For SEV-SNP VMs, the overhead is more uniform. A typical server workload (web server, database) running in an SEV-SNP VM sees 5-15% throughput reduction compared to a non-encrypted VM. The overhead comes from memory encryption (the AES-XEX engine adds latency to DRAM accesses, though this is partially hidden by caching), page table manipulation (the RMP checks add cycles to page table walks), and interrupt handling (delivering an interrupt to an SEV-SNP VM requires additional hypervisor interactions). These overheads are decreasing with each processor generation as AMD optimizes the encryption and RMP microarchitecture.

For TDX, early benchmarks (on Sapphire Rapids engineering samples) show 8-18% overhead for typical workloads, similar to SEV-SNP. The overhead is dominated by memory encryption bandwidth (the MKTME engine can encrypt/decrypt at memory bus speed, but there’s still a latency penalty) and VM exit handling (TDX exits are more expensive than regular VMX exits because the hypervisor can’t access the guest’s state directly). As with SEV-SNP, these numbers are expected to improve as Intel refines the TDX microarchitecture.

20. The Future: Heterogeneous TEEs and the Confidential Computing Ecosystem

The TEE landscape is evolving toward heterogeneity — different TEE technologies for different use cases — unified by common attestation and orchestration standards. The Confidential Computing Consortium’s projects (Enarx, Veraison, Key Broker Service) are building the middleware that makes TEE diversity manageable. An application should be able to request a “confidential execution environment with 4 GB memory and network access,” and the orchestration layer (Kubernetes with confidential computing extensions) should provision the appropriate TEE (SGX, SEV-SNP, TDX, or Nitro Enclaves) based on availability and policy.

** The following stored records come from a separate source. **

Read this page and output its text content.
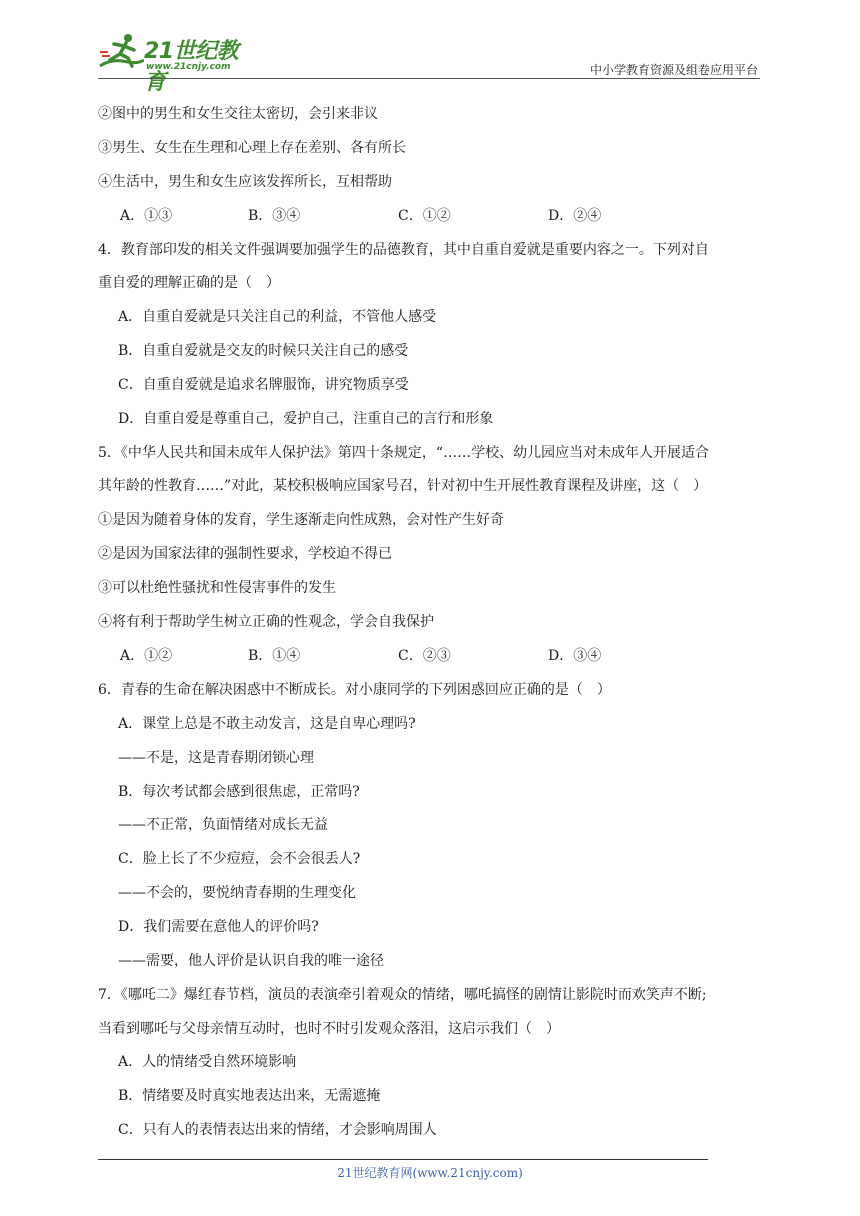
21世纪教育
www.21cnjy.com	中小学教育资源及组卷应用平台
②图中的男生和女生交往太密切，会引来非议
③男生、女生在生理和心理上存在差别、各有所长
④生活中，男生和女生应该发挥所长，互相帮助
A．①③	B．③④	C．①②	D．②④
4．教育部印发的相关文件强调要加强学生的品德教育，其中自重自爱就是重要内容之一。下列对自
重自爱的理解正确的是（　）
A．自重自爱就是只关注自己的利益，不管他人感受
B．自重自爱就是交友的时候只关注自己的感受
C．自重自爱就是追求名牌服饰，讲究物质享受
D．自重自爱是尊重自己，爱护自己，注重自己的言行和形象
5．《中华人民共和国未成年人保护法》第四十条规定，“……学校、幼儿园应当对未成年人开展适合
其年龄的性教育……”对此，某校积极响应国家号召，针对初中生开展性教育课程及讲座，这（　）
①是因为随着身体的发育，学生逐渐走向性成熟，会对性产生好奇
②是因为国家法律的强制性要求，学校迫不得已
③可以杜绝性骚扰和性侵害事件的发生
④将有利于帮助学生树立正确的性观念，学会自我保护
A．①②	B．①④	C．②③	D．③④
6．青春的生命在解决困惑中不断成长。对小康同学的下列困惑回应正确的是（　）
A．课堂上总是不敢主动发言，这是自卑心理吗?
——不是，这是青春期闭锁心理
B．每次考试都会感到很焦虑，正常吗?
——不正常，负面情绪对成长无益
C．脸上长了不少痘痘，会不会很丢人?
——不会的，要悦纳青春期的生理变化
D．我们需要在意他人的评价吗?
——需要，他人评价是认识自我的唯一途径
7．《哪吒二》爆红春节档，演员的表演牵引着观众的情绪，哪吒搞怪的剧情让影院时而欢笑声不断;
当看到哪吒与父母亲情互动时，也时不时引发观众落泪，这启示我们（　）
A．人的情绪受自然环境影响
B．情绪要及时真实地表达出来，无需遮掩
C．只有人的表情表达出来的情绪，才会影响周围人
21世纪教育网(www.21cnjy.com)
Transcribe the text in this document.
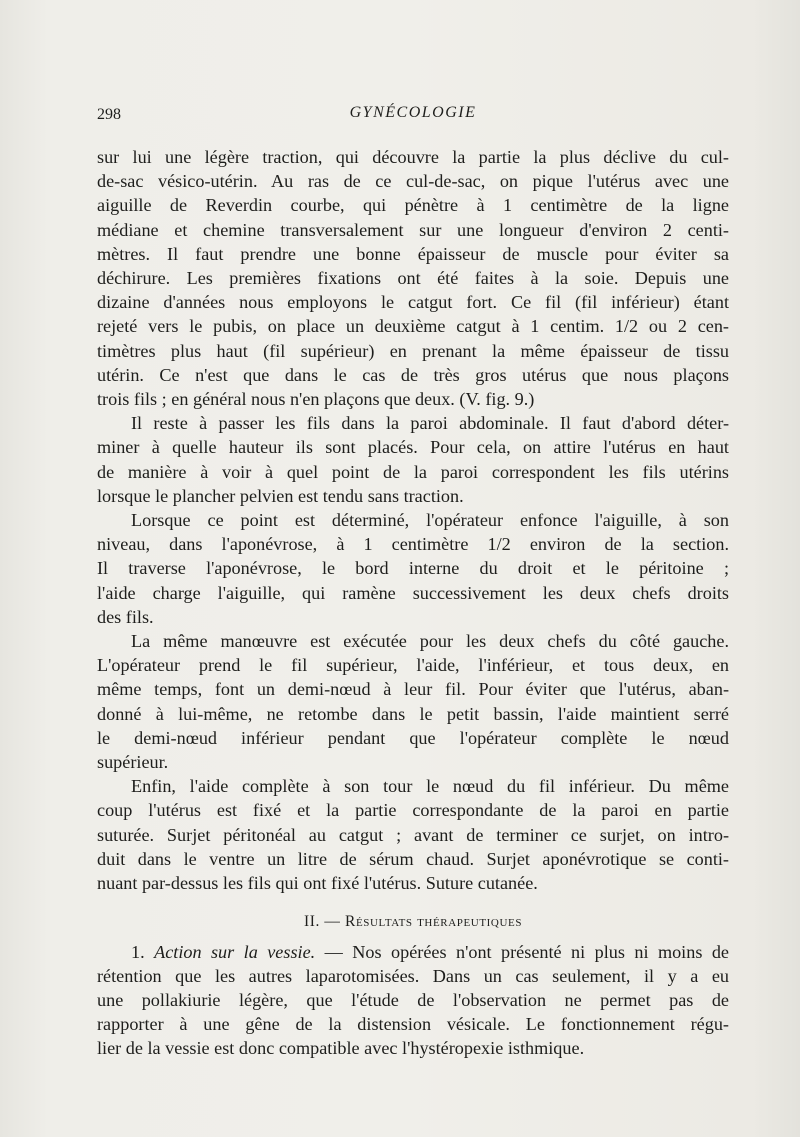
298	GYNÉCOLOGIE

sur lui une légère traction, qui découvre la partie la plus déclive du cul-

de-sac vésico-utérin. Au ras de ce cul-de-sac, on pique l'utérus avec une

aiguille de Reverdin courbe, qui pénètre à 1 centimètre de la ligne

médiane et chemine transversalement sur une longueur d'environ 2 centi-

mètres. Il faut prendre une bonne épaisseur de muscle pour éviter sa

déchirure. Les premières fixations ont été faites à la soie. Depuis une

dizaine d'années nous employons le catgut fort. Ce fil (fil inférieur) étant

rejeté vers le pubis, on place un deuxième catgut à 1 centim. 1/2 ou 2 cen-

timètres plus haut (fil supérieur) en prenant la même épaisseur de tissu

utérin. Ce n'est que dans le cas de très gros utérus que nous plaçons

trois fils ; en général nous n'en plaçons que deux. (V. fig. 9.)

Il reste à passer les fils dans la paroi abdominale. Il faut d'abord déter-

miner à quelle hauteur ils sont placés. Pour cela, on attire l'utérus en haut

de manière à voir à quel point de la paroi correspondent les fils utérins

lorsque le plancher pelvien est tendu sans traction.

Lorsque ce point est déterminé, l'opérateur enfonce l'aiguille, à son

niveau, dans l'aponévrose, à 1 centimètre 1/2 environ de la section.

Il traverse l'aponévrose, le bord interne du droit et le péritoine ;

l'aide charge l'aiguille, qui ramène successivement les deux chefs droits

des fils.

La même manœuvre est exécutée pour les deux chefs du côté gauche.

L'opérateur prend le fil supérieur, l'aide, l'inférieur, et tous deux, en

même temps, font un demi-nœud à leur fil. Pour éviter que l'utérus, aban-

donné à lui-même, ne retombe dans le petit bassin, l'aide maintient serré

le demi-nœud inférieur pendant que l'opérateur complète le nœud

supérieur.

Enfin, l'aide complète à son tour le nœud du fil inférieur. Du même

coup l'utérus est fixé et la partie correspondante de la paroi en partie

suturée. Surjet péritonéal au catgut ; avant de terminer ce surjet, on intro-

duit dans le ventre un litre de sérum chaud. Surjet aponévrotique se conti-

nuant par-dessus les fils qui ont fixé l'utérus. Suture cutanée.

II. — Résultats thérapeutiques

1. Action sur la vessie. — Nos opérées n'ont présenté ni plus ni moins de

rétention que les autres laparotomisées. Dans un cas seulement, il y a eu

une pollakiurie légère, que l'étude de l'observation ne permet pas de

rapporter à une gêne de la distension vésicale. Le fonctionnement régu-

lier de la vessie est donc compatible avec l'hystéropexie isthmique.
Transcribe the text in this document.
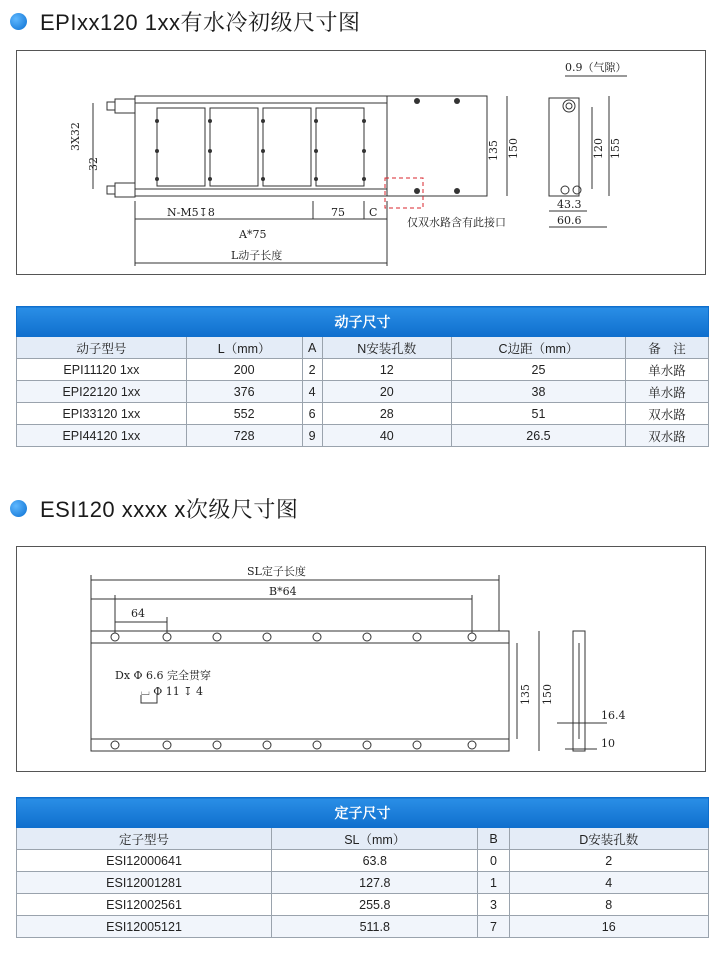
EPIxx120 1xx有水冷初级尺寸图
0.9（气隙）
3X32
32
N-M5↧8	75 C
A*75
L动子长度
135 150	120 155
43.3
60.6
仅双水路含有此接口
动子尺寸					
动子型号	L（mm）	A	N安装孔数	C边距（mm）	备　注
EPI11120 1xx	200	2	12	25	单水路
EPI22120 1xx	376	4	20	38	单水路
EPI33120 1xx	552	6	28	51	双水路
EPI44120 1xx	728	9	40	26.5	双水路
ESI120 xxxx x次级尺寸图
SL定子长度
B*64
64
Dx Φ 6.6 完全贯穿
⌴ Φ 11 ↧ 4	135 150
16.4
10
定子尺寸			
定子型号	SL（mm）	B	D安装孔数
ESI12000641	63.8	0	2
ESI12001281	127.8	1	4
ESI12002561	255.8	3	8
ESI12005121	511.8	7	16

The Kubernetes Confidential Computing project (part of the CNCF) is extending Kubernetes to support TEE-aware scheduling: pods can specify TEE requirements (attestation, memory encryption, integrity protection), and the scheduler places them on nodes that satisfy those requirements. TEE-specific sidecars handle attestation, key release, and secure channel establishment. This integration of TEEs into the container orchestration ecosystem is essential for making confidential computing a routine part of cloud operations, rather than a specialized deployment model. The future of cloud computing is confidential — and it’s being built on Kubernetes, one TEE at a time.

The future of cloud computing is confidential. As TEEs become standard features in server processors and the software ecosystem matures, encrypting data in use will be as routine as encrypting data in transit. The era of trusting cloud infrastructure with plaintext data is ending.